Pasefika Proud is a social change movement – ‘by Pacific for Pacific’ – to boost wellbeing for Pacific families and transform attitudes, behaviours and norms that enable violence. Our name and strapline embody our strengths-based, community-led approach:

Pasefika Proud: Our Families, Our People, Our Responsibility

Pasefika Proud embodies a vision of strong and vibrant Pacific children, young people, and their families. Wellbeing for Pacific families occurs when all aspects of the individual and collective are in balance, co-existing with environments, kinship and support systems while recognising mana and tapu. Pacific cultures are strengths that can be used positively to promote and enhance resilience within Pacific families.

Pasefika Proud mobilises pacific individuals, families, and communities to take responsibility for the issues they are facing, find the solutions, and take leadership in implementing them.

Our approach and values

Introduced in 2011, Pasefika Proud has been designed and developed as a partnership between the Ministry of Social Development (MSD) and Pacific communities in New Zealand. From the outset, Pacific peoples have been shaping the Pasefika Proud approach and action based on community knowledge about what is required to achieve meaningful change for families that prevents violence. In 2010, more than 500 participants at a national ‘Champions for Change’ summit and regional fono around the country were clear about what was required to support positive change:

  • Pacific peoples must stand up and take responsibility for eliminating violence in their families and communities – identifying the issues and solutions, and leading the change.
  • We must look within our own unique Pacific cultures for our solutions.

“Culture is a vital ingredient for building healthy relationships and meaningful engagement. It is culture that provides us with our unique perspectives, and also culture which defines the way we behave, and relate to the world…”


Strong community leadership

Community-led change is central to the Pasefika Proud approach. Leadership in this context refers to those individuals or collectives who inspire and drive change within their communities or places of influence – for example, their families, sports clubs, churches or workplaces. These leaders do not necessarily have titles or formal leadership status but, nevertheless, are looked up to by other community members as role models. Some communities have given names to this leadership as part of their Pasefika Proud work.

“Our knowledge of family violence in Pacific families is that in order for change to happen, we need to own the truth, stand up and speak out – we need leadership that embodies a warrior heart. Tongan’s use the term ‘loto’i to’a’...”


Unique cultural strengths

Our approach draws on the insights and strengths within Pacific cultures and communities. It focuses on affirming family and community aspirations and prioritising collective community solutions. We encourage innovation, fresh thinking and local action that increase protective factors, improve outcomes and promote change.
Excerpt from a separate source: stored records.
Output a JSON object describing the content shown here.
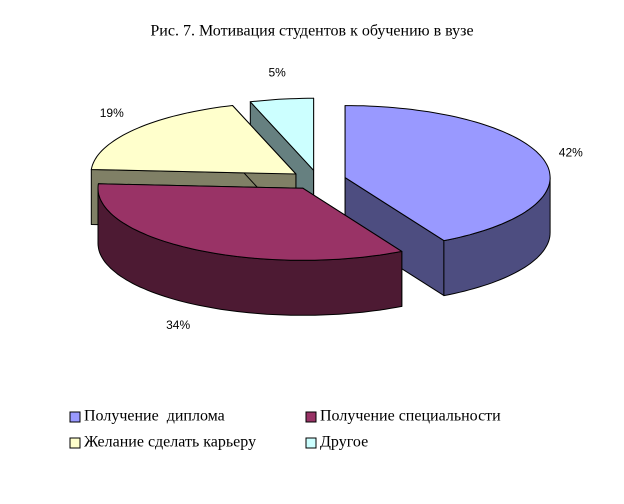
{
  "chart_data": {
    "type": "pie3d",
    "title": "Рис. 7. Мотивация студентов к обучению в вузе",
    "categories": [
      "Получение  диплома",
      "Получение специальности",
      "Желание сделать карьеру",
      "Другое"
    ],
    "values": [
      42,
      34,
      19,
      5
    ],
    "value_labels": [
      "42%",
      "34%",
      "19%",
      "5%"
    ],
    "colors": [
      "#9999ff",
      "#993366",
      "#ffffcc",
      "#ccffff"
    ],
    "legend": "bottom"
  }
}
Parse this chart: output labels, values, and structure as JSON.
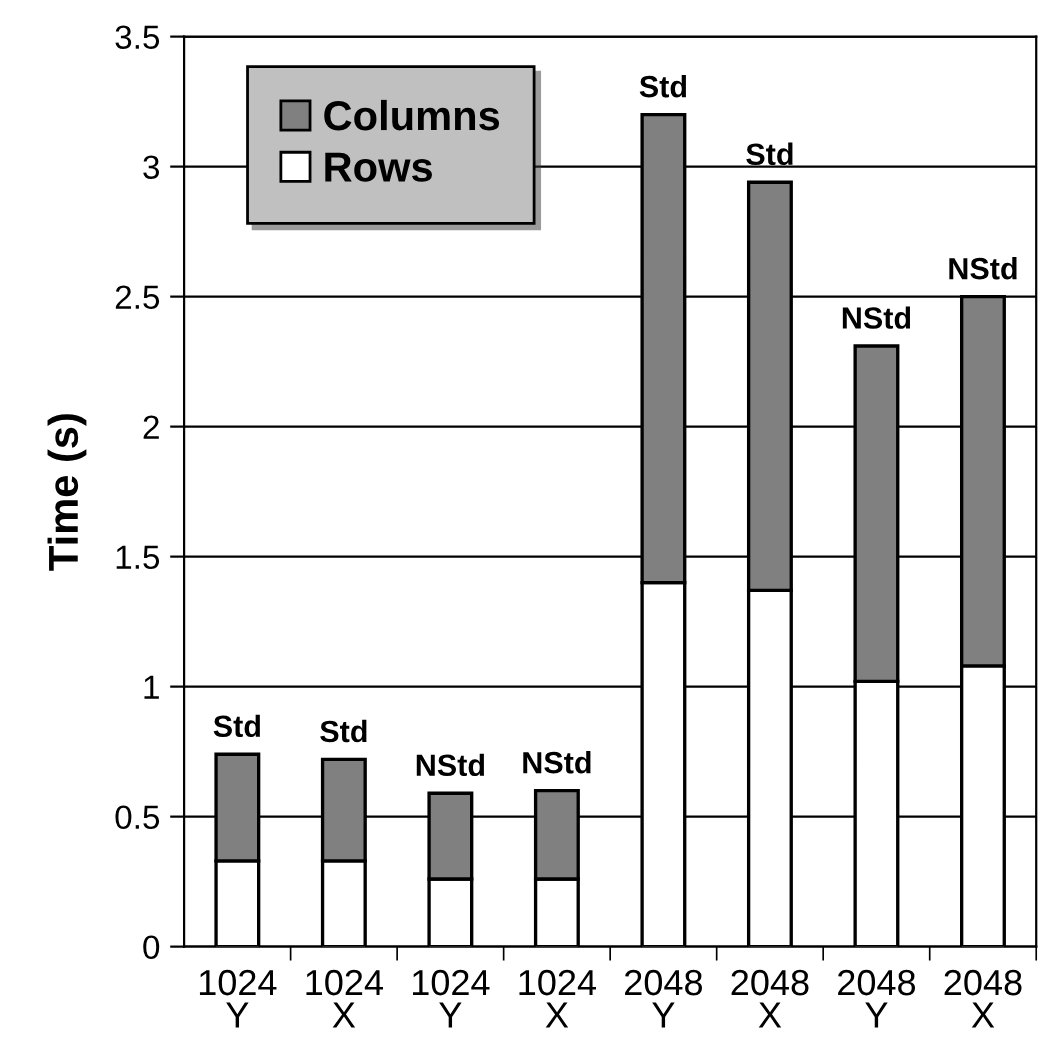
{
  "chart_data": {
    "type": "bar",
    "stacked": true,
    "ylabel": "Time (s)",
    "categories": [
      "1024\nY",
      "1024\nX",
      "1024\nY",
      "1024\nX",
      "2048\nY",
      "2048\nX",
      "2048\nY",
      "2048\nX"
    ],
    "series": [
      {
        "name": "Rows",
        "color": "#ffffff",
        "values": [
          0.33,
          0.33,
          0.26,
          0.26,
          1.4,
          1.37,
          1.02,
          1.08
        ]
      },
      {
        "name": "Columns",
        "color": "#808080",
        "values": [
          0.41,
          0.39,
          0.33,
          0.34,
          1.8,
          1.57,
          1.29,
          1.42
        ],
        "value_labels": [
          "Std",
          "Std",
          "NStd",
          "NStd",
          "Std",
          "Std",
          "NStd",
          "NStd"
        ]
      }
    ],
    "ylim": [
      0,
      3.5
    ],
    "yticks": [
      0,
      0.5,
      1,
      1.5,
      2,
      2.5,
      3,
      3.5
    ],
    "grid": "y",
    "legend": "top left"
  }
}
Pasefika Proud currently works with the eight key Pacific nations in New Zealand – Cook Islands, Fiji, Kiribati, Niue, Samoa, Tokelau, Tonga and Tuvalu – each with its own set of cultural beliefs, customs, languages, values and traditions. These unique cultural attributes provide the foundation for the distinct wellbeing / family violence prevention strategies that are being developed by each Pacific nation.

However, it is also important to acknowledge the commonalities across these groups – those things that link us as Pacific peoples. Pasefika Proud provides an overarching framework, based on shared Pacific principles, values and practices, within which each Pacific nation can develop its own response.

“As a community of Tuvaluans in New Zealand, we have a strong aspiration to not lose sight of who we are and to actively design, in the spirit of our traditions, our own innovative solutions to challenges that arise. The ‘Tuvalu Family Violence Prevention Plan’ is a great example of this”.